I return home to find my treatise on Pontet-Canet blushing with pride, getting a very positive reaction in cyberspace. How rewarding to receive some bon mots after all that work. I work through the evening and when I start hallucinating from staring at the screen too long, veg out on the sofa to watch Kurt Russell and his eye-patch escape from New York: perfect Monday night celluloid fodder.
Tuesday 3th November
Tapping at the keyboard the entire day and then in the evening, head into London, first to pick up some Japanese victuals for the family lest they starve to death through lack of seaweed or rice. My backpack is as heavy as paratrooper yomping across Dartmoor thanks to a 2kg bag of rice and a bottle of Kikkoman soy sauce, the engine oil of a Japanese wife, which I have specific instructions must come from Japan and not brewed in Europe, lest a decree nisi be waiting of the dining room table when I return home.
I then make my way down to the Institute of Directors for a heavyweight vertical tasting of Barsac supremo Chateau Climens from 1966 all the way back to 1918 via fifteen vintages that range from the sublime to the ridiculous (that's you, wretched 1936). After the tasting, I stroll to Leicester Square where Jim Carrey has been attending the premier of his Yuletide offering and head for the three-Michelin star KFC, where I order a three-course meal to cleanse my palate of moribund Chateau Climens 1918. It does the job, though I doubt this is the reason why Colonal Sanders perfected his 11 secret herbs and spices.
Wednesday 4th November
For some inexplicable reason, none of Lily's classmates are met en route to her school and when we arrive in the playground, she is faced with a pack of feral young boys going beserk, rather than her female compadres promising undying friendship and hugging each other. I tease, I can't help it, nonchalantly whisper that her clique have abandoned her, emigrated to Japan and naturally she believes every cruel word. So when her best friend Lillian does eventually turn up, a broad grin spreads across her face, they embrace and promise eternal friendship until the end of time.
All this before Ms. Prescott has even opened the class doors.
I spend the entire day writing, doing menial tasks, replying to messages, completing several par-boiled articles and relocate to Guildford Library in the afternoon. Yet again, I have the pleasure of the company of grumbling, misanthropic, curmudgeonly pensioners flicking through the FT as if they work for Goldman Sachs. Maybe they do: they are undercover. Yonder, an indescribably smelly male has his nose in an autobiography.
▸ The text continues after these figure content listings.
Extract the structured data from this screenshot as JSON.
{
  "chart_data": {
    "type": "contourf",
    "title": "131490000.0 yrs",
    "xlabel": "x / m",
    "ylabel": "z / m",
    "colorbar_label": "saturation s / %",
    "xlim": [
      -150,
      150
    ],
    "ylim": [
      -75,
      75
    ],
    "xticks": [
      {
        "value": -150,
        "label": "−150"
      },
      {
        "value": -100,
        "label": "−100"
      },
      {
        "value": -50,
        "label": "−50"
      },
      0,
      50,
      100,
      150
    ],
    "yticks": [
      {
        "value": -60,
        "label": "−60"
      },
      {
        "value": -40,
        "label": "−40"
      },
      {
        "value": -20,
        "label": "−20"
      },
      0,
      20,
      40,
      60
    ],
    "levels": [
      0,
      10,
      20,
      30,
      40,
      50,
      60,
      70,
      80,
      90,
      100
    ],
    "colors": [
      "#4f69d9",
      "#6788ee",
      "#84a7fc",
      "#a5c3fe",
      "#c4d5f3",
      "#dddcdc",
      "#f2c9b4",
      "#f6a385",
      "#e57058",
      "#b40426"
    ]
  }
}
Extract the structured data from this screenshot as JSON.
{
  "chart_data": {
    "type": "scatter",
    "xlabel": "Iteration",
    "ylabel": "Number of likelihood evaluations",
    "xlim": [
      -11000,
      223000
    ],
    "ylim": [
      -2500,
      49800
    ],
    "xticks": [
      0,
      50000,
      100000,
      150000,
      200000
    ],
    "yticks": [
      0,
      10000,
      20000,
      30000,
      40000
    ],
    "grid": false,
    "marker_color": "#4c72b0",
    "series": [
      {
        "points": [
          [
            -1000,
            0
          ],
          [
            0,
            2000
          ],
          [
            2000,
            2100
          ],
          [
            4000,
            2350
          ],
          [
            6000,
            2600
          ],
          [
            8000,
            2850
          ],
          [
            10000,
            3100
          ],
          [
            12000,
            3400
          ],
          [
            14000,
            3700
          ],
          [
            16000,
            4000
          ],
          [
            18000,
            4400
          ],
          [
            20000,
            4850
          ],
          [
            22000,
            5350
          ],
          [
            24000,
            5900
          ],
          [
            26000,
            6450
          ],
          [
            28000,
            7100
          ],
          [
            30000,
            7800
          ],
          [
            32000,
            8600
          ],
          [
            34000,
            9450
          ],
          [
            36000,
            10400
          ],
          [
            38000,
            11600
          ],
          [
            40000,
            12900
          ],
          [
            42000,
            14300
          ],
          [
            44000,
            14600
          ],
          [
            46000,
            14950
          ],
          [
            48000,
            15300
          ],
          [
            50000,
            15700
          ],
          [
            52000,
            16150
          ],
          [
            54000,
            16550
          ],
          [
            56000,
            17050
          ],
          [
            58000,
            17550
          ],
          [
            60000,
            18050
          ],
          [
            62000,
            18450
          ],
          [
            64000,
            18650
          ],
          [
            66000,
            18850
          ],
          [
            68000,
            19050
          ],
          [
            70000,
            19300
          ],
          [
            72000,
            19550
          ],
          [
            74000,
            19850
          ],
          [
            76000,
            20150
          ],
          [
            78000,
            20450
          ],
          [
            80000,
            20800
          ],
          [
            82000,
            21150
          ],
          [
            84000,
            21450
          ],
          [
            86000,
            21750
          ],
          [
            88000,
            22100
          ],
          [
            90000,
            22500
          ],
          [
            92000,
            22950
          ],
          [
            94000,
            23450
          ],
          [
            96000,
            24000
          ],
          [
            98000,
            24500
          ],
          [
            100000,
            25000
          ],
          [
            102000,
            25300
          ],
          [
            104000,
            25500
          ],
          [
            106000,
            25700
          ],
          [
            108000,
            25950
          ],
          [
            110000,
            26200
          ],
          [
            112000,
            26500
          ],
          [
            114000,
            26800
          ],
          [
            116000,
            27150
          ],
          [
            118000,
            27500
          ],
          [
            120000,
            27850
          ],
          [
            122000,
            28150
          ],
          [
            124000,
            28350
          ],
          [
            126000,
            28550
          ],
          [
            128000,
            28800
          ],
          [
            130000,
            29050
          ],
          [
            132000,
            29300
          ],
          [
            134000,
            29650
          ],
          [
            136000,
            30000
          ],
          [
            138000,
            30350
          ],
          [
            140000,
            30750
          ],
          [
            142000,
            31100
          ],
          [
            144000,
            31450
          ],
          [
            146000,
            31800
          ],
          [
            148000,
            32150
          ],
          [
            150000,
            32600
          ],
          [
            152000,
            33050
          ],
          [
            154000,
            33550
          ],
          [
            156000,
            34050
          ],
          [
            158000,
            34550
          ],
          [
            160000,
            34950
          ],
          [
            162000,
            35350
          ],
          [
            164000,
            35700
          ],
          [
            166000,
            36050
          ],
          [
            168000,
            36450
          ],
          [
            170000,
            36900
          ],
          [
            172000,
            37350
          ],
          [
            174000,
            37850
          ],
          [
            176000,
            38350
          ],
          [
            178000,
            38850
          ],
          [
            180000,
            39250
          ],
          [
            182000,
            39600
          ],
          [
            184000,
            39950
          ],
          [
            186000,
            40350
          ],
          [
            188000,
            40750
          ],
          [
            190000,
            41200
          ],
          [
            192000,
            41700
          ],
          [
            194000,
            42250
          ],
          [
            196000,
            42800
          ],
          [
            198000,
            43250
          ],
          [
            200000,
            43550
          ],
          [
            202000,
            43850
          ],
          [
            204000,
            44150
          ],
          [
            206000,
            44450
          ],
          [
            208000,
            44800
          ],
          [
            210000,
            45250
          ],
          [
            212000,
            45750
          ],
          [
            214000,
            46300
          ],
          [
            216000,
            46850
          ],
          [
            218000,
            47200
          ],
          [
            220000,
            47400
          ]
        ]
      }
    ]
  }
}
I cannot see how brushing up on the life of Harpo Marx is going to help him off the streets, but maybe he knows better?
Thursday 5th November
Work through the morning and then back to the Naval Club in Mayfair for a Pichon Baron/Suduiraut tasting with Christian Seely. The welcome absence of one particular MW means that there are fewer interminable, technical questions that bore the pants of everyone and Christian is in typical jocular form, his bow tie happy in Mayfair's salubrious environ. Afterwards I work in La Quotidiene coffee shop where I make a small latte last for two and a half hours, then down to Roberson for a Pinot Noir tasting. I have been warned that it was for beginners and would I mind? Actually, it is refreshing to taste with neophytes, beginners making their first tentative steps on their wine Odyssey, instead of being surrounded by sages that relish expounding their expertise. Sure, they make comments that defy logic, but hey, that is all part of the learning process. The wines themselves are mediocre apart from a delicious Ata Rangi 2005. It seems to take aeons to reach Guildford thanks to my train connections refusing to connect, I watch the fag-end of Question Time when the audience usually starts flagging because all the controversial questions have been asked, watch a repeat of "The Thick Of It" which is even funnier the second time round and then fall asleep.